Sen. Miriam Defensor Santiago, chair of the legislative oversight committee on the RP-US Visiting Forces Agreement (Lovfa), set for hearing next week a proposed Senate resolution calling for the unilateral termination of the VFA.

"The VFA is now ten years old. Under President Estrada, it was an outright deal. The RP got used military equipment, and the US had the right to snoop around Mindanao , as part of the war on terror of President Bush. We got the equipment, and they snooped for ten years. End of the deal," she said.

Santiago said that the 1999 Senate Resolution 18 categorically stressed that the Philippine Constitution prohibits the permanent stationing of foreign troops on Philippine soil, and it is the Senate duty to prevent the VFA from turning into a permanent arrangement.

"Resolution 18 specified that the VFA envisioned only temporary visits of US personnel engaged in joint military exercises or other activities approved by the RP government. Beyond 10 years, the VFA will become a permanent visit," she said.

Santiago said that recently the US defense department sent an email declaring that the phrase "war on terror" would now be replaced by the phrase "overseas contingency operation."

"The Obama administration has stopped using the phrase 'war on terror,' which is the explanation for the presence of US soldiers in Mindanao . Since there is no more war on terror, then there is no more rationale for US troops to be stationed in Mindanao ," she said.

Santiago quoted the VFA as stating that the Philippine government reserves the right to terminate unilaterally the VFA, once it no longer redounds to Philippine national interest.

"My main objection to the VFA at this time is that it continues to foster an attitude of dependency on our part, and an attitude of arrogance on the part of the US ," she said.

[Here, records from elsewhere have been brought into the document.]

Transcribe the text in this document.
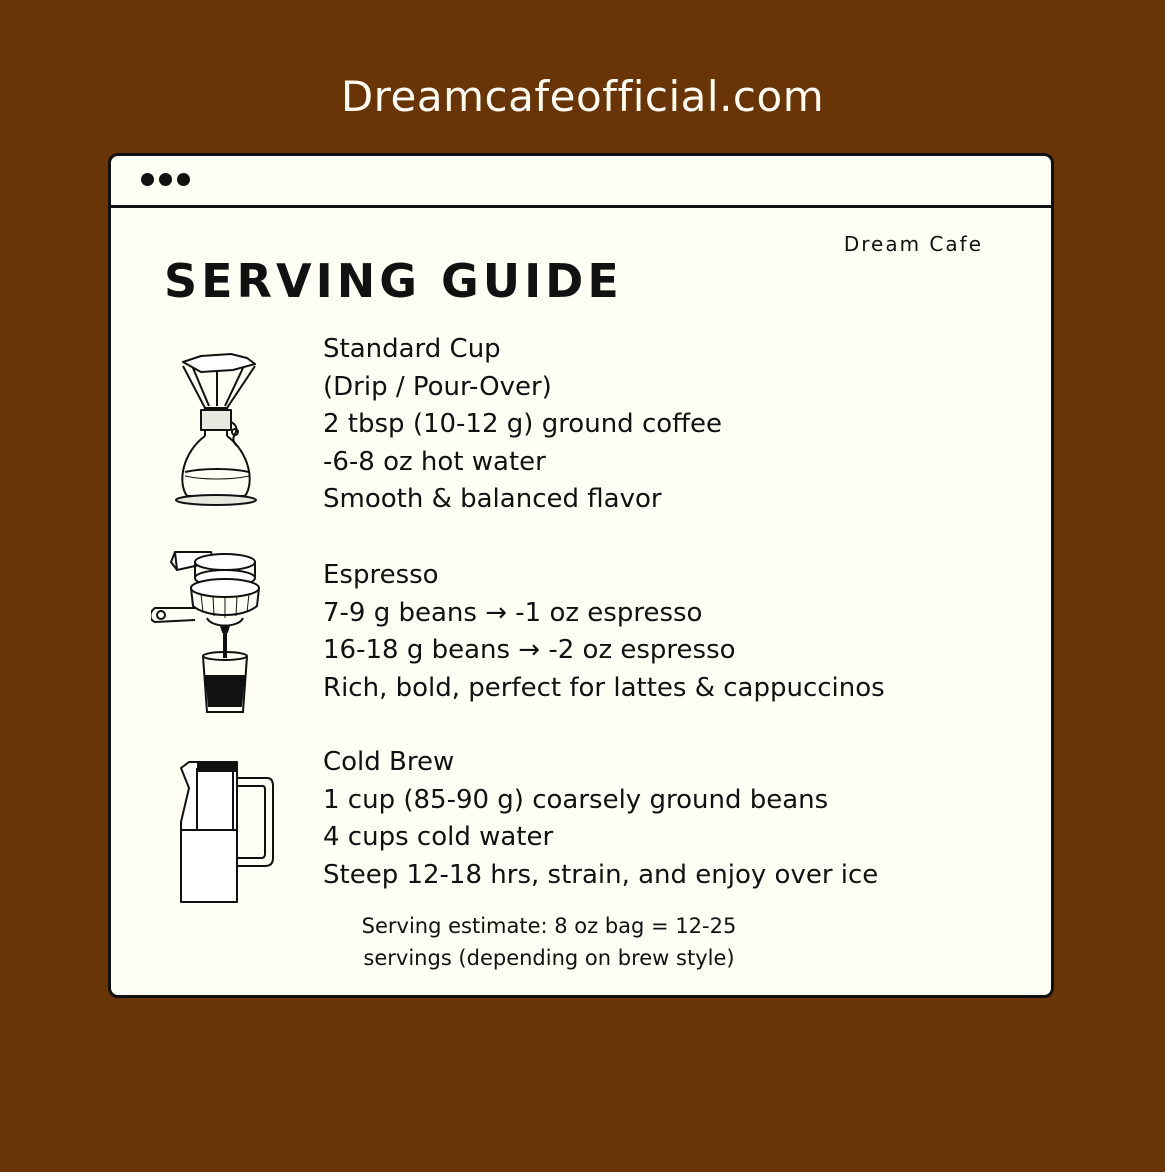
Dreamcafeofficial.com
Dream Cafe
SERVING GUIDE
Standard Cup
(Drip / Pour-Over)
2 tbsp (10-12 g) ground coffee
-6-8 oz hot water
Smooth & balanced flavor
Espresso
7-9 g beans → -1 oz espresso
16-18 g beans → -2 oz espresso
Rich, bold, perfect for lattes & cappuccinos
Cold Brew
1 cup (85-90 g) coarsely ground beans
4 cups cold water
Steep 12-18 hrs, strain, and enjoy over ice
Serving estimate: 8 oz bag = 12-25
servings (depending on brew style)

Santiago said that she has several reservations on the February 2009 Supreme Court decision in Nicolas v. Romulo, which affirmed the prior decision in Bayan v. Executive Secretary, upholding the validity of the VFA.

"The authoritative force of the Nicolas case is weak, because it was promulgated by a divided court. Four justices dissented, while two justices did not take part," she said.

Santiago said that the Supreme Court majority failed to duly consider the constitutional provision that the VFA should be "recognized as a treaty by the other contracting state."

"Under the US Case-Zablocki Act, the VFA was submitted to the US Congress, because it is not characterized as a treaty. Under American law, any international agreement which is not a treaty has to be submitted to the Congress after it has entered into force with respect to the US . The US government does not recognize the VFA as a treaty, and therefore there is no compliance with the RP Constitution," she said.

Santiago said that under the US Constitution, a treaty is an agreement of the US President made "by and with the advice and consent of the Senate."

"In the US , since the VFA is not a treaty, it is not self-executing. It cannot be considered enforceable without an enabling law and it would not be recognized by US courts," she said.

Santiago said that the majority rule was wrong in citing the 2008 US Supreme Court decision in Medellin v. Texas.

"Medellin dealt with agreements that are considered as treaties. The VFA, under US law, is merely an executive agreement," she said.

Santiago scheduled the Lovfa hearing on Thursday, April 23, at 10:00 a.m.